There is also another angle here. We are targeted, in my mind, because they know that they can use the insecurities of our family members against us. Weddings are a shared event, with many family members commenting/contributing to the big day. They bring with them their own expectations of a wedding, including how they/the bride will look. Then, they push these ideals onto you, and make you lie awake at night thinking about how your thighs touch and how if you just cut out all carbs then you’ll finally have your dream body.
What can you do about it?
Unfollow Bridal accounts/social media platforms. The less airbrushed, filtered, and edited photos you see of other women leading up to your wedding day, the more that you will feel comfortable about how your natural body looks. By the way, you look beautiful, right now, reading this.

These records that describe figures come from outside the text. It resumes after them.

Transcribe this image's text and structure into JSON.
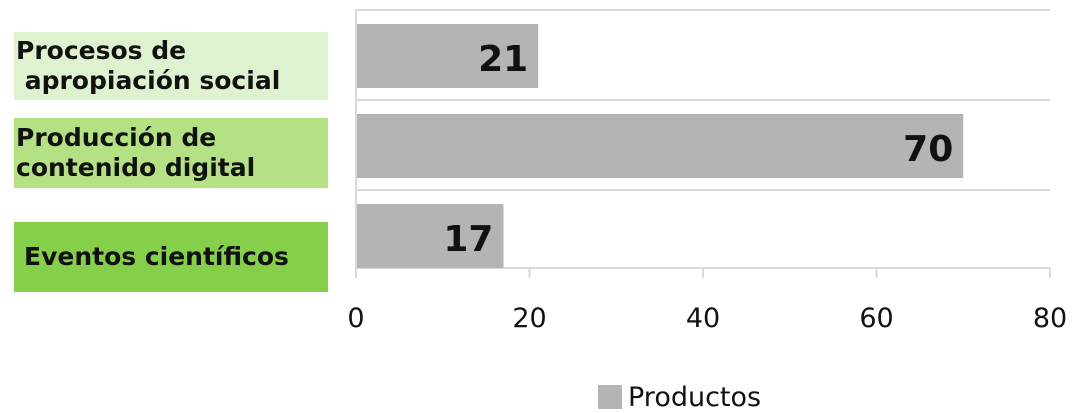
{
  "chart_data": {
    "type": "bar",
    "orientation": "horizontal",
    "categories": [
      {
        "lines": [
          "Procesos de",
          " apropiación social"
        ],
        "box_color": "#dff2cf"
      },
      {
        "lines": [
          "Producción de",
          "contenido digital"
        ],
        "box_color": "#b4e184"
      },
      {
        "lines": [
          "Eventos científicos"
        ],
        "box_color": "#86cf4a"
      }
    ],
    "series": [
      {
        "name": "Productos",
        "values": [
          21,
          70,
          17
        ],
        "color": "#b4b4b4"
      }
    ],
    "data_labels": [
      "21",
      "70",
      "17"
    ],
    "xlim": [
      0,
      80
    ],
    "x_ticks": [
      "0",
      "20",
      "40",
      "60",
      "80"
    ],
    "grid": true,
    "legend_position": "bottom"
  }
}
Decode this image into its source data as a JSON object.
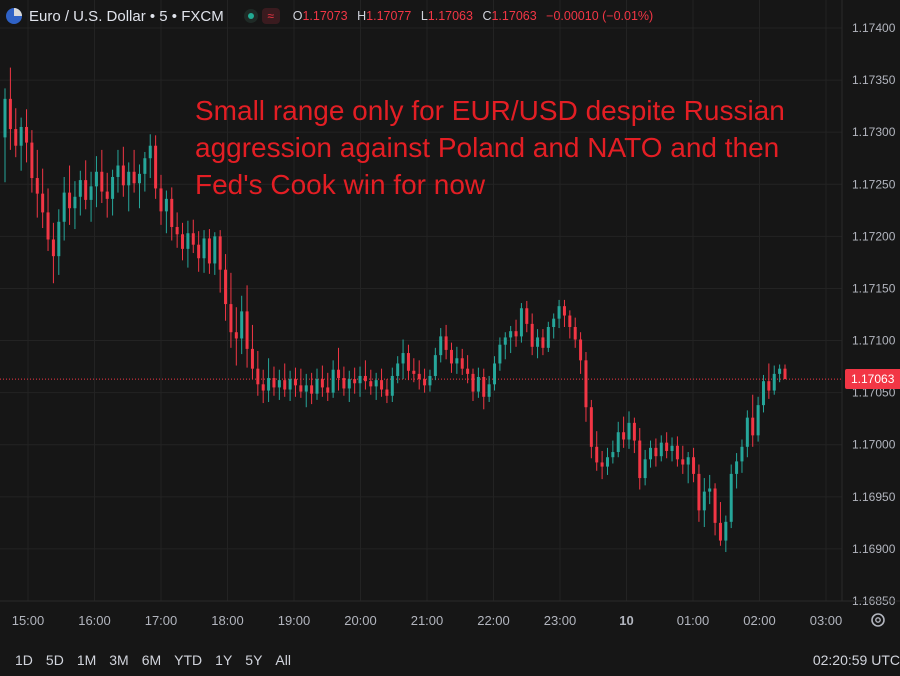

Take pictures of yourself from different angles leading up to your wedding day. Learn how to feel comfortable with your appearance and how you may appear in photos.
This may be controversial - but try to ask family members not to comment on your weight. Click here to read some responses to body shaming.
Get really angry at diet culture for being something that wakes me up at 4 am. Listen to anti-diet culture rhetoric and podcasts.
It’s all a scam - and recognizing it is the first step to acceptance. I may end up losing weight for my wedding, but it will not be intentional, nor a direct choice. Planning my wedding is a special time, and one that I’ll never get back. I encourage you to take a step back, ask “why” and consider how your expectations of your body are shaped by norms that may no longer serve you.